Trading as Shoreditch Painters & Cleaners, they offer decorating and cleaning services to local charities and businesses in London. The enterprise offers structure in a critical time for people recovering from addiction whilst also delivering a top notch service at a competitive rate.


Connection Crew
Make a contribution to society with your next corporate event with Connection Crew. They donate all their profits to The Connection at St Martins and 25% of their crew are ex-homeless people. They pride themselves on being dependable and professional and are dedicated to making a positive social impact.

Unity Kitchen
Unity Kitchen works hard to provide healthy food to local communities and invaluable employment opportunities to people with disabilities. They provide apprenticeships to those wanting to pursue a career in hospitality and each pound of profit is invested into providing training. Services include business and party catering and venue hire.


ECO Communities
ECO Communities provide organisations with a responsible way to recycle unwanted computer equipment. They restore as much as 60% of donations and use the profits from sale to support various community projects that focus on working with the elderly and providing free IT training.
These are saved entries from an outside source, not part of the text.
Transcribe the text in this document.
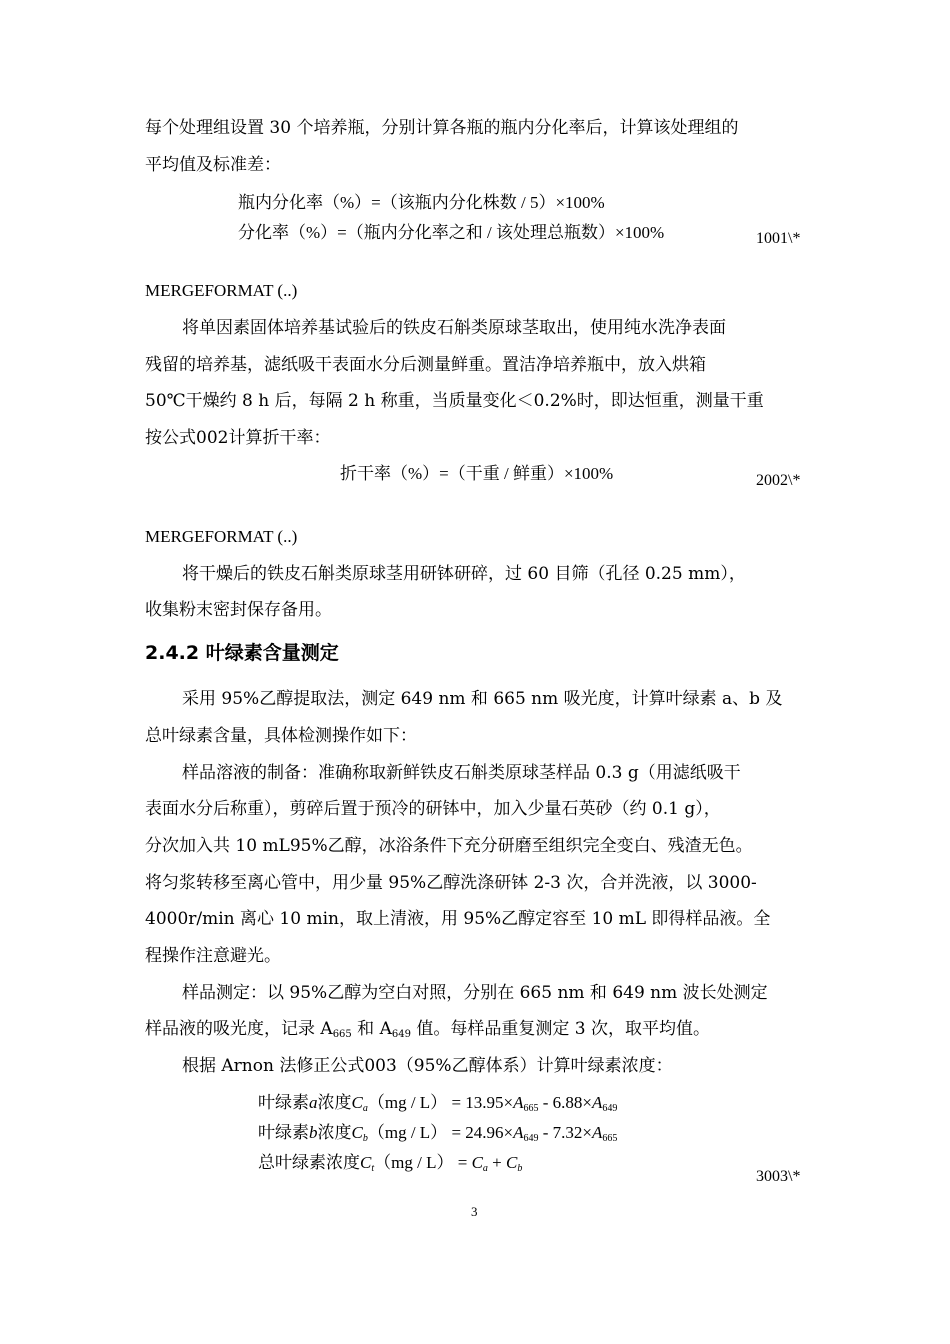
每个处理组设置 30 个培养瓶，分别计算各瓶的瓶内分化率后，计算该处理组的
平均值及标准差：
瓶内分化率（%）=（该瓶内分化株数 / 5）×100%
分化率（%）=（瓶内分化率之和 / 该处理总瓶数）×100%	1001\*
MERGEFORMAT (..)
将单因素固体培养基试验后的铁皮石斛类原球茎取出，使用纯水洗净表面
残留的培养基，滤纸吸干表面水分后测量鲜重。置洁净培养瓶中，放入烘箱
50℃干燥约 8 h 后，每隔 2 h 称重，当质量变化＜0.2%时，即达恒重，测量干重
按公式002计算折干率：
折干率（%）=（干重 / 鲜重）×100%	2002\*
MERGEFORMAT (..)
将干燥后的铁皮石斛类原球茎用研钵研碎，过 60 目筛（孔径 0.25 mm），
收集粉末密封保存备用。
2.4.2 叶绿素含量测定
采用 95%乙醇提取法，测定 649 nm 和 665 nm 吸光度，计算叶绿素 a、b 及
总叶绿素含量，具体检测操作如下：
样品溶液的制备：准确称取新鲜铁皮石斛类原球茎样品 0.3 g（用滤纸吸干
表面水分后称重），剪碎后置于预冷的研钵中，加入少量石英砂（约 0.1 g），
分次加入共 10 mL95%乙醇，冰浴条件下充分研磨至组织完全变白、残渣无色。
将匀浆转移至离心管中，用少量 95%乙醇洗涤研钵 2-3 次，合并洗液，以 3000-
4000r/min 离心 10 min，取上清液，用 95%乙醇定容至 10 mL 即得样品液。全
程操作注意避光。
样品测定：以 95%乙醇为空白对照，分别在 665 nm 和 649 nm 波长处测定
样品液的吸光度，记录 $A_{665}$ 和 $A_{649}$ 值。每样品重复测定 3 次，取平均值。
根据 Arnon 法修正公式003（95%乙醇体系）计算叶绿素浓度：
叶绿素a浓度$C_a(mg / L) = 13.95\times A_{665} - 6.88\times A_{649}$
叶绿素b浓度$C_b(mg / L) = 24.96\times A_{649} - 7.32\times A_{665}$
总叶绿素浓度$C_t(mg / L) = C_a + C_b$	3003\*
3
A fellow Social Enterprise UK member, we’re fans of Clarity’s social mission. Operating since 1854, Clarity provides blind and disabled people with the opportunities to learn new skills and support themselves. They produce soap and various other cleaning products in-house and don’t test on animals. They provide a business service and allow you to support those often excluded from traditional employment by simply buying the products your office would buy anyway. Win-Win.